A Frontline View: Introducing Middle Metrics
Project, business, and technical leadership have historically had two views of productivity: project-level and organizational-level. Tooling and products available help manage or visualize tasks on a granular level or reveal high-level team and project health. As important as these two views are, they do not help the frontline engineering manager. As involved as engineering managers are in the planning of projects and the evaluation of teams, their day-to-day work mostly requires them to clearly see what is going on in the short-term in order to improve long-term outcomes. Unfortunately, the tooling available to them does not give them this view. The project management tools offer too much granularity creating an overload of data, and the health trackers are too high-level. The gap is in the middle. Front-line engineering managers seek the centralization of disparate data found on separate project management and development tools or middle metrics.
Middle Metrics strike the balance of granularity and oversight to help managers make decisions every day that improve the long-term health and metrics that the industry tracks. These middle metrics are notoriously difficult to gather, organize, and synthesize — perhaps why there are so few efficient solutions to this problem.
We have identified the major middle metrics as follows:
- Stale Issues: Checking change in progress to today’s date
- Spike in Comments: # of comments in 24 hours
- Spike in Progress: # of in progress issues increased substantially in the last 24 hours
- Unblocked Issue: if a blocking issue is completed, the issue that was blocked becomes unblocked
- Added Scope: work added during a sprint or work cycle that was unplanned
- Actual Work Time: time available for individual contributors to code
- Recycled Issue: Issue that was carried over from the last sprint or work cycle
These middle metrics bring nuance and context to higher-level metrics such as delivery lead time, deployment frequency, time to restore service, and change fail rate. By enabling engineering managers to have a better grasp of the frontline day-to-day, it is now possible to improve these higher-level metrics by addressing and troubleshooting issues in real-time.

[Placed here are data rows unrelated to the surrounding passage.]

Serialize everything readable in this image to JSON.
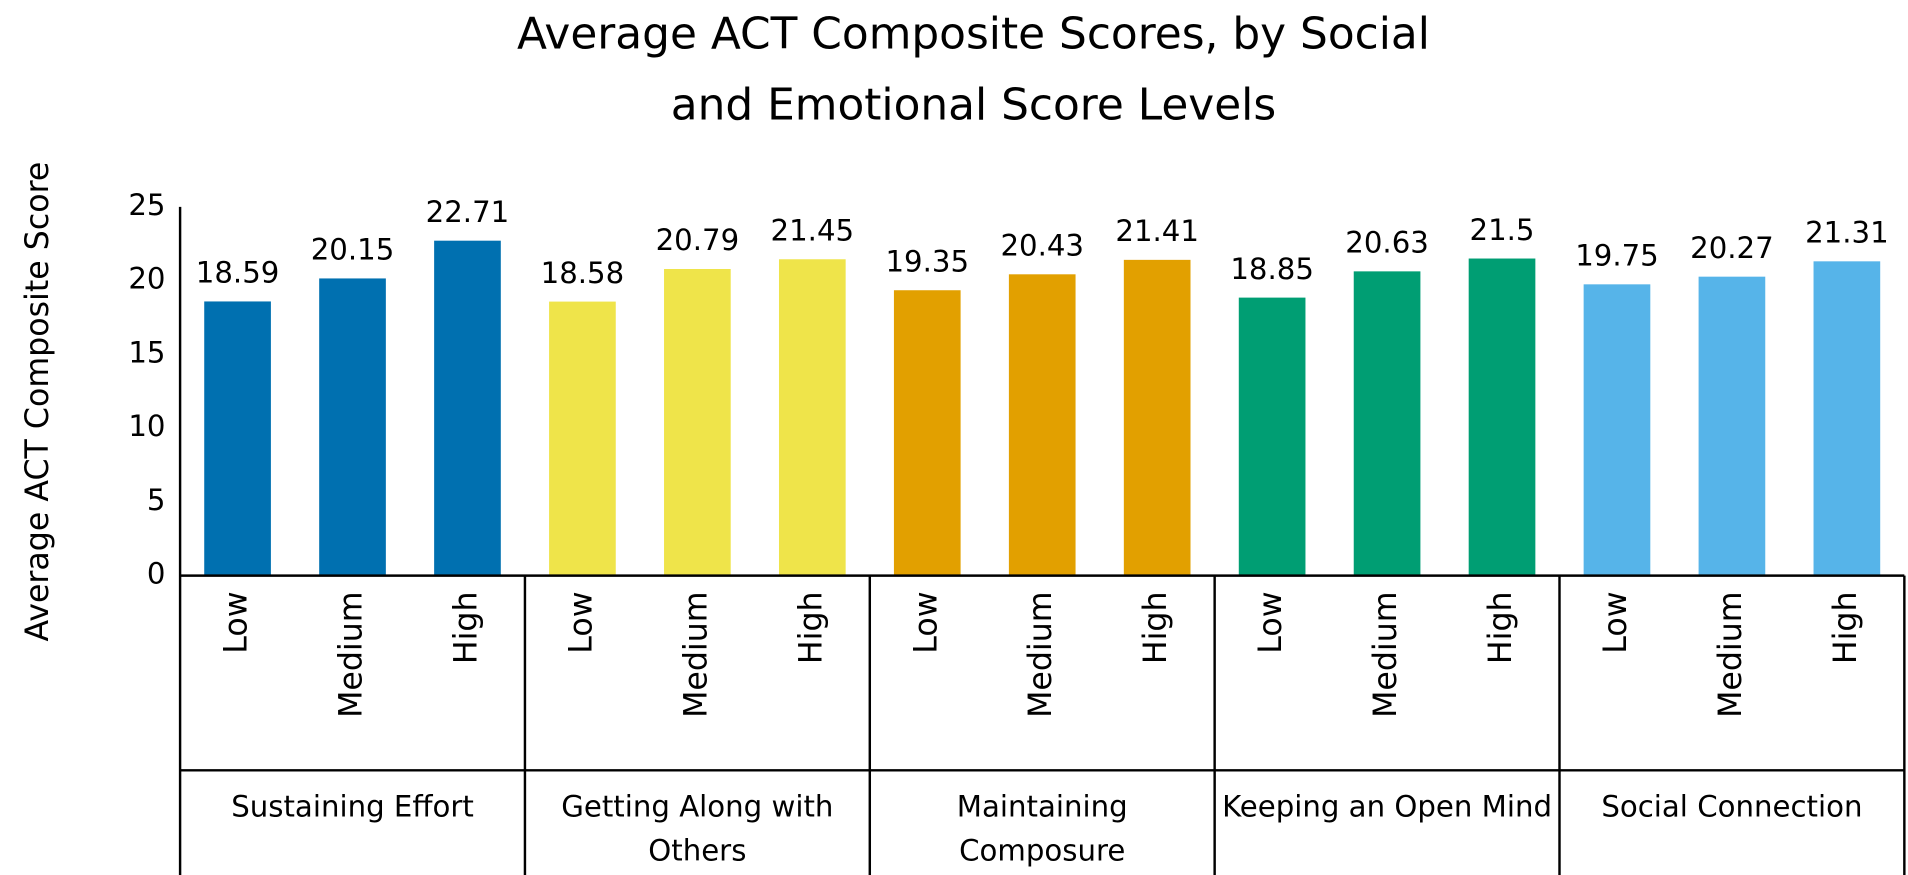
{
  "chart_data": {
    "type": "bar",
    "title": "Average ACT Composite Scores, by Social and Emotional Score Levels",
    "y_label": "Average ACT Composite Score",
    "ylim": [
      0,
      25
    ],
    "yticks": [
      0,
      5,
      10,
      15,
      20,
      25
    ],
    "groups": [
      {
        "name": "Sustaining Effort",
        "color": "#0070b0",
        "categories": [
          "Low",
          "Medium",
          "High"
        ],
        "values": [
          18.59,
          20.15,
          22.71
        ]
      },
      {
        "name": "Getting Along with Others",
        "color": "#efe44a",
        "categories": [
          "Low",
          "Medium",
          "High"
        ],
        "values": [
          18.58,
          20.79,
          21.45
        ]
      },
      {
        "name": "Maintaining Composure",
        "color": "#e2a000",
        "categories": [
          "Low",
          "Medium",
          "High"
        ],
        "values": [
          19.35,
          20.43,
          21.41
        ]
      },
      {
        "name": "Keeping an Open Mind",
        "color": "#009e73",
        "categories": [
          "Low",
          "Medium",
          "High"
        ],
        "values": [
          18.85,
          20.63,
          21.5
        ]
      },
      {
        "name": "Social Connection",
        "color": "#56b4e9",
        "categories": [
          "Low",
          "Medium",
          "High"
        ],
        "values": [
          19.75,
          20.27,
          21.31
        ]
      }
    ]
  }
}
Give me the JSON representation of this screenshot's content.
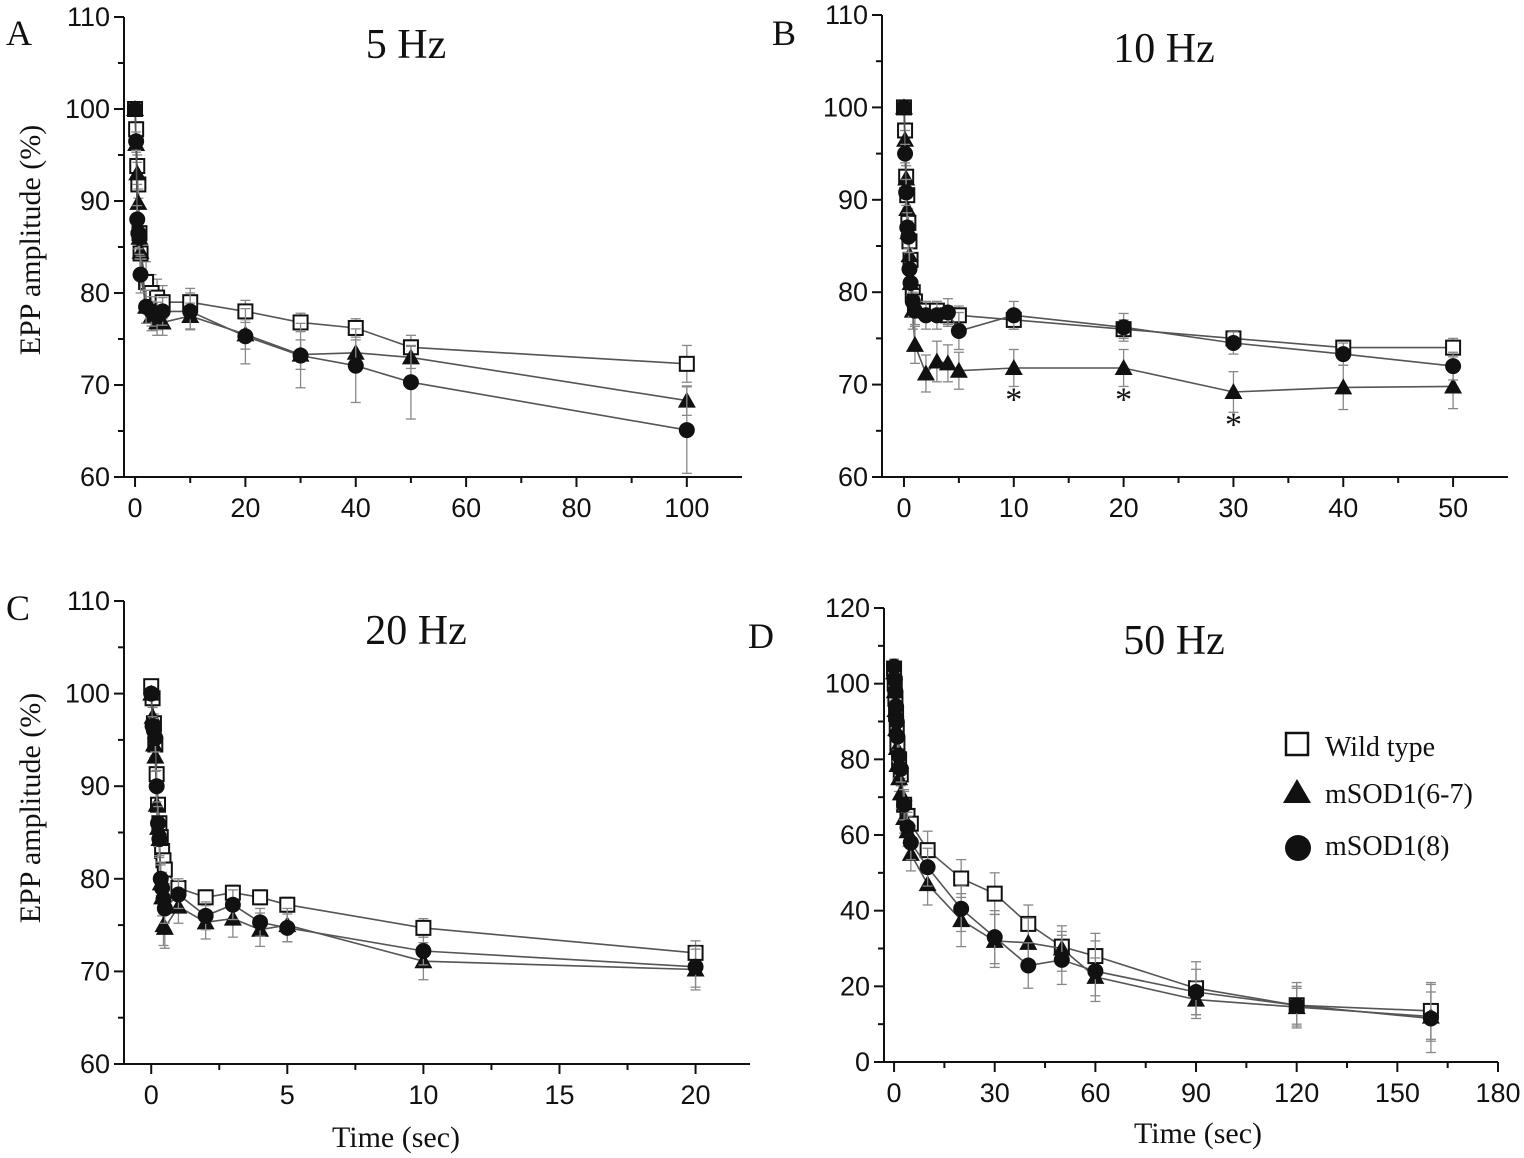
{
  "legend": {
    "items": [
      {
        "label": "Wild type",
        "marker": "square-open"
      },
      {
        "label": "mSOD1(6-7)",
        "marker": "triangle"
      },
      {
        "label": "mSOD1(8)",
        "marker": "circle"
      }
    ]
  },
  "axis_titles": {
    "ylabel": "EPP amplitude (%)",
    "xlabel": "Time (sec)"
  },
  "colors": {
    "ink": "#111111",
    "errorbar": "#888888",
    "line": "#555555",
    "background": "#ffffff"
  },
  "chart_data": [
    {
      "panel": "A",
      "type": "line",
      "title": "5 Hz",
      "xlabel": "",
      "ylabel": "EPP amplitude (%)",
      "xlim": [
        -2,
        110
      ],
      "ylim": [
        60,
        110
      ],
      "xticks": [
        0,
        20,
        40,
        60,
        80,
        100
      ],
      "yticks": [
        60,
        70,
        80,
        90,
        100,
        110
      ],
      "series": [
        {
          "name": "Wild type",
          "marker": "square-open",
          "x": [
            0,
            0.2,
            0.4,
            0.6,
            0.8,
            1,
            2,
            3,
            4,
            5,
            10,
            20,
            30,
            40,
            50,
            100
          ],
          "y": [
            100,
            97.8,
            93.8,
            91.8,
            86.5,
            84.3,
            81.2,
            80,
            79.5,
            79,
            79,
            78,
            76.8,
            76.2,
            74.1,
            72.3
          ],
          "err": [
            0.3,
            0.8,
            1.2,
            1.5,
            1.8,
            2,
            2.2,
            2,
            2,
            1.8,
            1.5,
            1.2,
            1,
            1,
            1.3,
            2
          ]
        },
        {
          "name": "mSOD1(6-7)",
          "marker": "triangle",
          "x": [
            0,
            0.2,
            0.4,
            0.6,
            0.8,
            1,
            2,
            3,
            4,
            5,
            10,
            20,
            30,
            40,
            50,
            100
          ],
          "y": [
            100,
            96.2,
            93,
            89.8,
            86,
            84.5,
            78.5,
            77.5,
            76.8,
            76.8,
            77.5,
            75.5,
            73.3,
            73.5,
            73,
            68.3
          ],
          "err": [
            0.3,
            0.9,
            1.2,
            1.5,
            1.7,
            1.9,
            1.8,
            1.6,
            1.4,
            1.4,
            1.4,
            1.6,
            1.6,
            1.4,
            1.2,
            1.6
          ]
        },
        {
          "name": "mSOD1(8)",
          "marker": "circle",
          "x": [
            0,
            0.2,
            0.4,
            0.6,
            0.8,
            1,
            2,
            3,
            4,
            5,
            10,
            20,
            30,
            40,
            50,
            100
          ],
          "y": [
            100,
            96.5,
            88,
            86.5,
            86,
            82,
            78.5,
            78,
            77.5,
            78,
            78,
            75.3,
            73.2,
            72.1,
            70.3,
            65.1
          ],
          "err": [
            0.3,
            1,
            1.5,
            1.7,
            1.8,
            2,
            1.8,
            1.6,
            1.5,
            1.5,
            2,
            3,
            3.5,
            4,
            4,
            4.7
          ]
        }
      ]
    },
    {
      "panel": "B",
      "type": "line",
      "title": "10 Hz",
      "xlabel": "",
      "ylabel": "EPP amplitude (%)",
      "xlim": [
        -2,
        55
      ],
      "ylim": [
        60,
        110
      ],
      "xticks": [
        0,
        10,
        20,
        30,
        40,
        50
      ],
      "yticks": [
        60,
        70,
        80,
        90,
        100,
        110
      ],
      "annotations": [
        {
          "text": "*",
          "x": 10,
          "y": 68.5
        },
        {
          "text": "*",
          "x": 20,
          "y": 68.5
        },
        {
          "text": "*",
          "x": 30,
          "y": 65.8
        }
      ],
      "series": [
        {
          "name": "Wild type",
          "marker": "square-open",
          "x": [
            0,
            0.1,
            0.2,
            0.3,
            0.4,
            0.5,
            0.6,
            0.8,
            1,
            2,
            3,
            4,
            5,
            10,
            20,
            30,
            40,
            50
          ],
          "y": [
            100,
            97.5,
            92.5,
            90.5,
            87.5,
            85.5,
            83.5,
            80,
            79,
            78,
            78,
            77.5,
            77.5,
            77,
            76,
            75,
            74,
            74
          ],
          "err": [
            0.3,
            0.8,
            1.2,
            1.4,
            1.5,
            1.5,
            1.5,
            1.3,
            1.2,
            1,
            1,
            1,
            1,
            1,
            1,
            0.8,
            0.8,
            1
          ]
        },
        {
          "name": "mSOD1(6-7)",
          "marker": "triangle",
          "x": [
            0,
            0.1,
            0.2,
            0.3,
            0.4,
            0.5,
            0.6,
            0.8,
            1,
            2,
            3,
            4,
            5,
            10,
            20,
            30,
            40,
            50
          ],
          "y": [
            100,
            96.5,
            92.3,
            89,
            86.5,
            84,
            81,
            78,
            74.3,
            71.2,
            72.5,
            72.3,
            71.5,
            71.8,
            71.8,
            69.2,
            69.7,
            69.8
          ],
          "err": [
            0.3,
            1,
            1.4,
            1.6,
            1.8,
            2,
            2,
            2,
            2,
            2,
            2.2,
            2,
            2,
            2,
            2,
            2.2,
            2.4,
            2.4
          ]
        },
        {
          "name": "mSOD1(8)",
          "marker": "circle",
          "x": [
            0,
            0.1,
            0.2,
            0.3,
            0.4,
            0.5,
            0.6,
            0.8,
            1,
            2,
            3,
            4,
            5,
            10,
            20,
            30,
            40,
            50
          ],
          "y": [
            100,
            95,
            90.8,
            87,
            86,
            82.5,
            81,
            79,
            78,
            77.5,
            77.5,
            77.8,
            75.8,
            77.5,
            76.2,
            74.5,
            73.3,
            72
          ],
          "err": [
            0.3,
            1,
            1.4,
            1.6,
            1.7,
            1.8,
            1.8,
            1.6,
            1.5,
            1.5,
            1.5,
            1.5,
            2,
            1.5,
            1.5,
            1.2,
            1.2,
            1.5
          ]
        }
      ]
    },
    {
      "panel": "C",
      "type": "line",
      "title": "20 Hz",
      "xlabel": "Time (sec)",
      "ylabel": "EPP amplitude (%)",
      "xlim": [
        -1,
        22
      ],
      "ylim": [
        60,
        110
      ],
      "xticks": [
        0,
        5,
        10,
        15,
        20
      ],
      "yticks": [
        60,
        70,
        80,
        90,
        100,
        110
      ],
      "series": [
        {
          "name": "Wild type",
          "marker": "square-open",
          "x": [
            0,
            0.05,
            0.1,
            0.15,
            0.2,
            0.25,
            0.3,
            0.35,
            0.4,
            0.45,
            0.5,
            1,
            2,
            3,
            4,
            5,
            10,
            20
          ],
          "y": [
            100.8,
            99.5,
            96.8,
            94.5,
            91.3,
            88,
            86,
            84.5,
            83,
            82,
            81,
            79,
            78,
            78.5,
            78,
            77.2,
            74.7,
            72
          ],
          "err": [
            0.5,
            0.8,
            1,
            1.2,
            1.4,
            1.5,
            1.6,
            1.6,
            1.5,
            1.5,
            1.5,
            1,
            0.8,
            0.8,
            0.8,
            0.8,
            1,
            1.3
          ]
        },
        {
          "name": "mSOD1(6-7)",
          "marker": "triangle",
          "x": [
            0,
            0.05,
            0.1,
            0.15,
            0.2,
            0.25,
            0.3,
            0.35,
            0.4,
            0.45,
            0.5,
            1,
            2,
            3,
            4,
            5,
            10,
            20
          ],
          "y": [
            100,
            97.5,
            94.5,
            93.2,
            88,
            85.5,
            84.3,
            79.5,
            78,
            75,
            74.7,
            77,
            75.3,
            75.7,
            74.5,
            75,
            71.1,
            70.2
          ],
          "err": [
            0.5,
            1,
            1.4,
            1.6,
            1.8,
            2,
            2,
            2,
            2,
            2.2,
            2.2,
            1.8,
            1.8,
            2,
            1.8,
            1.8,
            2,
            2.2
          ]
        },
        {
          "name": "mSOD1(8)",
          "marker": "circle",
          "x": [
            0,
            0.05,
            0.1,
            0.15,
            0.2,
            0.25,
            0.3,
            0.35,
            0.4,
            0.45,
            0.5,
            1,
            2,
            3,
            4,
            5,
            10,
            20
          ],
          "y": [
            100,
            96.5,
            96,
            95.2,
            90,
            86,
            84.3,
            80,
            79,
            77.8,
            76.8,
            78.3,
            76,
            77.2,
            75.3,
            74.7,
            72.2,
            70.5
          ],
          "err": [
            0.5,
            1,
            1.3,
            1.5,
            1.7,
            1.8,
            1.8,
            1.8,
            1.7,
            1.6,
            1.6,
            1.5,
            1.5,
            1.6,
            1.5,
            1.5,
            1.5,
            2.2
          ]
        }
      ]
    },
    {
      "panel": "D",
      "type": "line",
      "title": "50 Hz",
      "xlabel": "Time (sec)",
      "ylabel": "",
      "xlim": [
        -3,
        180
      ],
      "ylim": [
        0,
        120
      ],
      "xticks": [
        0,
        30,
        60,
        90,
        120,
        150,
        180
      ],
      "yticks": [
        0,
        20,
        40,
        60,
        80,
        100,
        120
      ],
      "series": [
        {
          "name": "Wild type",
          "marker": "square-open",
          "x": [
            0,
            0.2,
            0.4,
            0.6,
            0.8,
            1,
            1.5,
            2,
            3,
            4,
            5,
            10,
            20,
            30,
            40,
            50,
            60,
            90,
            120,
            160
          ],
          "y": [
            104,
            100,
            96,
            92,
            88,
            84,
            80,
            76,
            68,
            65,
            63,
            56,
            48.5,
            44.5,
            36.5,
            30.5,
            28,
            19.5,
            15,
            13.5
          ],
          "err": [
            1.5,
            2,
            2.5,
            2.5,
            3,
            3,
            3,
            3,
            3.5,
            4,
            4,
            5,
            5,
            5.5,
            5,
            4,
            6,
            7,
            6,
            7.5
          ]
        },
        {
          "name": "mSOD1(6-7)",
          "marker": "triangle",
          "x": [
            0,
            0.2,
            0.4,
            0.6,
            0.8,
            1,
            1.5,
            2,
            3,
            4,
            5,
            10,
            20,
            30,
            40,
            50,
            60,
            90,
            120,
            160
          ],
          "y": [
            103,
            98,
            93,
            88,
            83,
            78.5,
            75,
            71,
            64.5,
            61,
            55,
            47,
            37.5,
            32,
            31.5,
            30,
            22.5,
            16.5,
            14.5,
            12
          ],
          "err": [
            2,
            2.5,
            3,
            3,
            3.5,
            3.5,
            3.5,
            4,
            4,
            4,
            4.5,
            5.5,
            7,
            7,
            6.5,
            6,
            5,
            5,
            5,
            6.5
          ]
        },
        {
          "name": "mSOD1(8)",
          "marker": "circle",
          "x": [
            0,
            0.2,
            0.4,
            0.6,
            0.8,
            1,
            1.5,
            2,
            3,
            4,
            5,
            10,
            20,
            30,
            40,
            50,
            60,
            90,
            120,
            160
          ],
          "y": [
            104.5,
            101,
            98,
            94,
            90,
            86,
            81,
            77.5,
            68,
            62,
            58,
            51.5,
            40.5,
            33,
            25.5,
            27,
            24,
            18.5,
            15,
            11.5
          ],
          "err": [
            2,
            2.5,
            3,
            3,
            3,
            3.5,
            3.5,
            3.5,
            4,
            4,
            4.5,
            5,
            6,
            7,
            6,
            6.5,
            8,
            6,
            5,
            9
          ]
        }
      ]
    }
  ]
}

Middle Metrics pave the way for increased team productivity by serving as the bridge between granular project management and high-level project health.
Empathetic Managers & Mission-Driven Team Members
The final, and arguably most important principle in Team-centric Productivity is about people. We believe there are two sides to this coin: empathetic managers and mission-driven individual contributors. Empathetic managers foster generative team cultures by creating psychological safety, collaboration, and meaning within their teams. They take the time to understand their team members, carve out time for them, and hold the organization accountable for their success. Mission-Driven Team Members are those that believe in the “why” of their work, and work towards that “why” regardless of the tasks and pain that might be required to achieve the greater purpose. They know that by putting the mission and team before themselves, they accomplish their individual objectives.
Conclusion
Team-centric productivity combines the proven and predictive benefits of researched insights with the intuition and instincts of the industry’s top managers. As a result, managers gain the ability to ask the right questions, more easily remove blockers, facilitate better communication, and foster more positive, higher-performing teams. They’ll be able to clearly see what’s going on and because of that visibility, plan ahead more effectively. As software development continues to evolve, our systems of measuring will as well. We believe that the combination of generative cultures, positive teams, and middle metrics will help pave the way towards more equitable and effective engineering.